The authors present BootsStomp, an automatic static binary analysis tool designed to identify vulnerabilities in proprietary bootloader blobs. It employs multi-tag taint analysis guided by under-constrained dynamic symbolic execution. The tool automatically identifies taint sources (data read from persistent storage during boot and unlock procedures) and sinks (functions enabling arbitrary memory read/write, loop control, and writes to persistent storage). It detects flows where attacker-controlled data can influence these sinks, indicating potential exploits.

Evaluation against four commercial bootloaders (Qualcomm, NVIDIA, Huawei) yielded 36 alerts, identifying seven distinct vulnerabilities, including six zero-day flaws.

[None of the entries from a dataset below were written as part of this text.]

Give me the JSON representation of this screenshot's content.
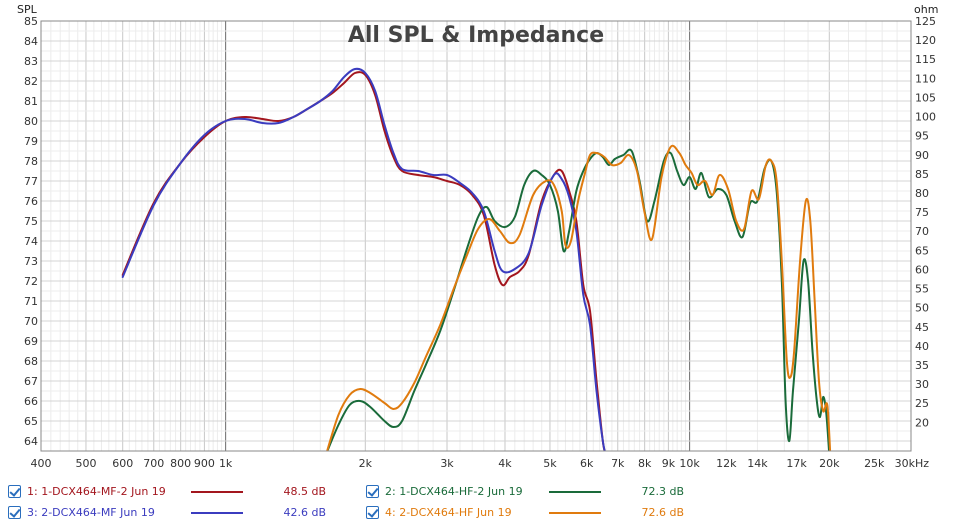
{
  "chart_data": {
    "type": "line",
    "title": "All SPL & Impedance",
    "ylabel": "SPL",
    "y2label": "ohm",
    "xunit": "Hz",
    "xscale": "log",
    "xlim": [
      400,
      30000
    ],
    "ylim": [
      63.5,
      85
    ],
    "y2lim": [
      12.5,
      125
    ],
    "grid": true,
    "legend_position": "bottom",
    "x_tick_labels": [
      {
        "x": 400,
        "label": "400"
      },
      {
        "x": 500,
        "label": "500"
      },
      {
        "x": 600,
        "label": "600"
      },
      {
        "x": 700,
        "label": "700"
      },
      {
        "x": 800,
        "label": "800"
      },
      {
        "x": 900,
        "label": "900"
      },
      {
        "x": 1000,
        "label": "1k"
      },
      {
        "x": 2000,
        "label": "2k"
      },
      {
        "x": 3000,
        "label": "3k"
      },
      {
        "x": 4000,
        "label": "4k"
      },
      {
        "x": 5000,
        "label": "5k"
      },
      {
        "x": 6000,
        "label": "6k"
      },
      {
        "x": 7000,
        "label": "7k"
      },
      {
        "x": 8000,
        "label": "8k"
      },
      {
        "x": 9000,
        "label": "9k"
      },
      {
        "x": 10000,
        "label": "10k"
      },
      {
        "x": 12000,
        "label": "12k"
      },
      {
        "x": 14000,
        "label": "14k"
      },
      {
        "x": 17000,
        "label": "17k"
      },
      {
        "x": 20000,
        "label": "20k"
      },
      {
        "x": 25000,
        "label": "25k"
      },
      {
        "x": 30000,
        "label": "30kHz"
      }
    ],
    "y_ticks": [
      64,
      65,
      66,
      67,
      68,
      69,
      70,
      71,
      72,
      73,
      74,
      75,
      76,
      77,
      78,
      79,
      80,
      81,
      82,
      83,
      84,
      85
    ],
    "y2_ticks": [
      20,
      25,
      30,
      35,
      40,
      45,
      50,
      55,
      60,
      65,
      70,
      75,
      80,
      85,
      90,
      95,
      100,
      105,
      110,
      115,
      120,
      125
    ],
    "series": [
      {
        "name": "1: 1-DCX464-MF-2 Jun 19",
        "value_label": "48.5 dB",
        "color": "#a3161e",
        "points": [
          [
            600,
            72.3
          ],
          [
            700,
            75.9
          ],
          [
            800,
            77.9
          ],
          [
            900,
            79.2
          ],
          [
            1000,
            80.0
          ],
          [
            1100,
            80.2
          ],
          [
            1200,
            80.1
          ],
          [
            1300,
            80.0
          ],
          [
            1400,
            80.2
          ],
          [
            1500,
            80.6
          ],
          [
            1600,
            81.0
          ],
          [
            1700,
            81.4
          ],
          [
            1800,
            81.9
          ],
          [
            1900,
            82.4
          ],
          [
            2000,
            82.3
          ],
          [
            2100,
            81.3
          ],
          [
            2200,
            79.5
          ],
          [
            2300,
            78.2
          ],
          [
            2400,
            77.5
          ],
          [
            2600,
            77.3
          ],
          [
            2800,
            77.2
          ],
          [
            3000,
            77.0
          ],
          [
            3200,
            76.8
          ],
          [
            3400,
            76.3
          ],
          [
            3600,
            75.3
          ],
          [
            3800,
            72.8
          ],
          [
            3950,
            71.8
          ],
          [
            4100,
            72.2
          ],
          [
            4300,
            72.5
          ],
          [
            4500,
            73.3
          ],
          [
            4800,
            76.0
          ],
          [
            5100,
            77.3
          ],
          [
            5300,
            77.5
          ],
          [
            5500,
            76.5
          ],
          [
            5700,
            75.0
          ],
          [
            5900,
            71.8
          ],
          [
            6100,
            70.5
          ],
          [
            6300,
            67.0
          ],
          [
            6500,
            64.0
          ],
          [
            6600,
            63.3
          ]
        ]
      },
      {
        "name": "2: 1-DCX464-HF-2 Jun 19",
        "value_label": "72.3 dB",
        "color": "#1a6b3a",
        "points": [
          [
            1650,
            63.4
          ],
          [
            1750,
            64.8
          ],
          [
            1850,
            65.8
          ],
          [
            1950,
            66.0
          ],
          [
            2050,
            65.7
          ],
          [
            2200,
            65.0
          ],
          [
            2300,
            64.7
          ],
          [
            2400,
            65.0
          ],
          [
            2550,
            66.5
          ],
          [
            2700,
            67.8
          ],
          [
            2900,
            69.5
          ],
          [
            3100,
            71.5
          ],
          [
            3300,
            73.5
          ],
          [
            3500,
            75.2
          ],
          [
            3650,
            75.7
          ],
          [
            3800,
            75.0
          ],
          [
            4000,
            74.7
          ],
          [
            4200,
            75.2
          ],
          [
            4400,
            76.8
          ],
          [
            4600,
            77.5
          ],
          [
            4800,
            77.3
          ],
          [
            5000,
            76.8
          ],
          [
            5200,
            75.5
          ],
          [
            5350,
            73.5
          ],
          [
            5500,
            74.5
          ],
          [
            5700,
            76.5
          ],
          [
            5900,
            77.5
          ],
          [
            6100,
            78.1
          ],
          [
            6300,
            78.4
          ],
          [
            6500,
            78.2
          ],
          [
            6700,
            77.8
          ],
          [
            6900,
            78.1
          ],
          [
            7200,
            78.3
          ],
          [
            7500,
            78.5
          ],
          [
            7800,
            77.0
          ],
          [
            8100,
            75.0
          ],
          [
            8400,
            76.0
          ],
          [
            8800,
            78.0
          ],
          [
            9100,
            78.4
          ],
          [
            9400,
            77.5
          ],
          [
            9700,
            76.8
          ],
          [
            10000,
            77.2
          ],
          [
            10300,
            76.6
          ],
          [
            10600,
            77.4
          ],
          [
            11000,
            76.2
          ],
          [
            11500,
            76.6
          ],
          [
            12000,
            76.3
          ],
          [
            12500,
            75.0
          ],
          [
            13000,
            74.2
          ],
          [
            13500,
            75.9
          ],
          [
            14000,
            76.0
          ],
          [
            14500,
            77.6
          ],
          [
            15000,
            78.0
          ],
          [
            15400,
            76.5
          ],
          [
            15800,
            72.0
          ],
          [
            16100,
            66.0
          ],
          [
            16400,
            64.0
          ],
          [
            16700,
            66.5
          ],
          [
            17200,
            70.0
          ],
          [
            17600,
            73.0
          ],
          [
            18000,
            72.0
          ],
          [
            18400,
            68.5
          ],
          [
            18800,
            66.0
          ],
          [
            19100,
            65.2
          ],
          [
            19400,
            66.2
          ],
          [
            19700,
            65.4
          ],
          [
            20000,
            63.3
          ]
        ]
      },
      {
        "name": "3: 2-DCX464-MF Jun 19",
        "value_label": "42.6 dB",
        "color": "#3b3cbf",
        "points": [
          [
            600,
            72.2
          ],
          [
            700,
            75.8
          ],
          [
            800,
            77.9
          ],
          [
            900,
            79.3
          ],
          [
            1000,
            80.0
          ],
          [
            1100,
            80.1
          ],
          [
            1200,
            79.9
          ],
          [
            1300,
            79.9
          ],
          [
            1400,
            80.2
          ],
          [
            1500,
            80.6
          ],
          [
            1600,
            81.0
          ],
          [
            1700,
            81.5
          ],
          [
            1800,
            82.2
          ],
          [
            1900,
            82.6
          ],
          [
            2000,
            82.4
          ],
          [
            2100,
            81.5
          ],
          [
            2200,
            79.8
          ],
          [
            2300,
            78.4
          ],
          [
            2400,
            77.6
          ],
          [
            2600,
            77.5
          ],
          [
            2800,
            77.3
          ],
          [
            3000,
            77.3
          ],
          [
            3200,
            76.9
          ],
          [
            3400,
            76.4
          ],
          [
            3600,
            75.5
          ],
          [
            3800,
            73.5
          ],
          [
            3950,
            72.5
          ],
          [
            4200,
            72.6
          ],
          [
            4500,
            73.4
          ],
          [
            4800,
            75.8
          ],
          [
            5100,
            77.3
          ],
          [
            5300,
            77.1
          ],
          [
            5500,
            76.2
          ],
          [
            5700,
            74.5
          ],
          [
            5900,
            71.3
          ],
          [
            6100,
            69.8
          ],
          [
            6300,
            66.5
          ],
          [
            6500,
            64.0
          ],
          [
            6600,
            63.3
          ]
        ]
      },
      {
        "name": "4: 2-DCX464-HF Jun 19",
        "value_label": "72.6 dB",
        "color": "#e07b0e",
        "points": [
          [
            1650,
            63.4
          ],
          [
            1750,
            65.3
          ],
          [
            1850,
            66.3
          ],
          [
            1950,
            66.6
          ],
          [
            2050,
            66.4
          ],
          [
            2200,
            65.9
          ],
          [
            2300,
            65.6
          ],
          [
            2400,
            65.9
          ],
          [
            2550,
            66.9
          ],
          [
            2700,
            68.2
          ],
          [
            2900,
            69.8
          ],
          [
            3100,
            71.6
          ],
          [
            3300,
            73.2
          ],
          [
            3500,
            74.6
          ],
          [
            3700,
            75.1
          ],
          [
            3900,
            74.5
          ],
          [
            4100,
            73.9
          ],
          [
            4300,
            74.3
          ],
          [
            4600,
            76.3
          ],
          [
            4900,
            77.0
          ],
          [
            5100,
            76.8
          ],
          [
            5300,
            75.5
          ],
          [
            5400,
            73.8
          ],
          [
            5550,
            74.0
          ],
          [
            5750,
            76.0
          ],
          [
            5950,
            77.4
          ],
          [
            6100,
            78.3
          ],
          [
            6300,
            78.4
          ],
          [
            6550,
            78.2
          ],
          [
            6800,
            77.8
          ],
          [
            7100,
            77.9
          ],
          [
            7400,
            78.3
          ],
          [
            7700,
            77.5
          ],
          [
            8000,
            75.4
          ],
          [
            8300,
            74.1
          ],
          [
            8700,
            77.2
          ],
          [
            9100,
            78.7
          ],
          [
            9500,
            78.4
          ],
          [
            9800,
            77.8
          ],
          [
            10100,
            77.4
          ],
          [
            10400,
            76.8
          ],
          [
            10800,
            77.0
          ],
          [
            11200,
            76.3
          ],
          [
            11600,
            77.3
          ],
          [
            12100,
            76.6
          ],
          [
            12600,
            75.0
          ],
          [
            13100,
            74.6
          ],
          [
            13600,
            76.5
          ],
          [
            14100,
            76.1
          ],
          [
            14600,
            77.8
          ],
          [
            15000,
            78.0
          ],
          [
            15400,
            77.0
          ],
          [
            15800,
            73.0
          ],
          [
            16200,
            68.0
          ],
          [
            16500,
            67.2
          ],
          [
            16800,
            68.5
          ],
          [
            17300,
            73.0
          ],
          [
            17800,
            76.0
          ],
          [
            18200,
            75.0
          ],
          [
            18600,
            71.0
          ],
          [
            19000,
            67.0
          ],
          [
            19400,
            65.5
          ],
          [
            19800,
            65.8
          ],
          [
            20100,
            63.3
          ]
        ]
      }
    ]
  }
}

These vulnerabilities enable arbitrary code execution within the bootloader’s privileged execution level (EL3), granting an attacker full device control, including peripheral configuration. The analysis also revealed multiple bootloader unlocking bypasses, where the security state stored on persistent storage could be manipulated to unlock the device without proper authorization.

Practical implications are severe: a compromised bootloader can install persistent rootkits, brick devices, or bypass hardware-backed security features. The authors propose mitigations, such as storing the security state in a replay-protected memory block (RPMB) accessible only to the bootloader. All discovered vulnerabilities were responsibly disclosed and have been patched by the respective vendors. The work demonstrates the fragility of the mobile boot chain and provides a scalable methodology for its analysis. The BootsStomp tool has been open-sourced to aid the security community.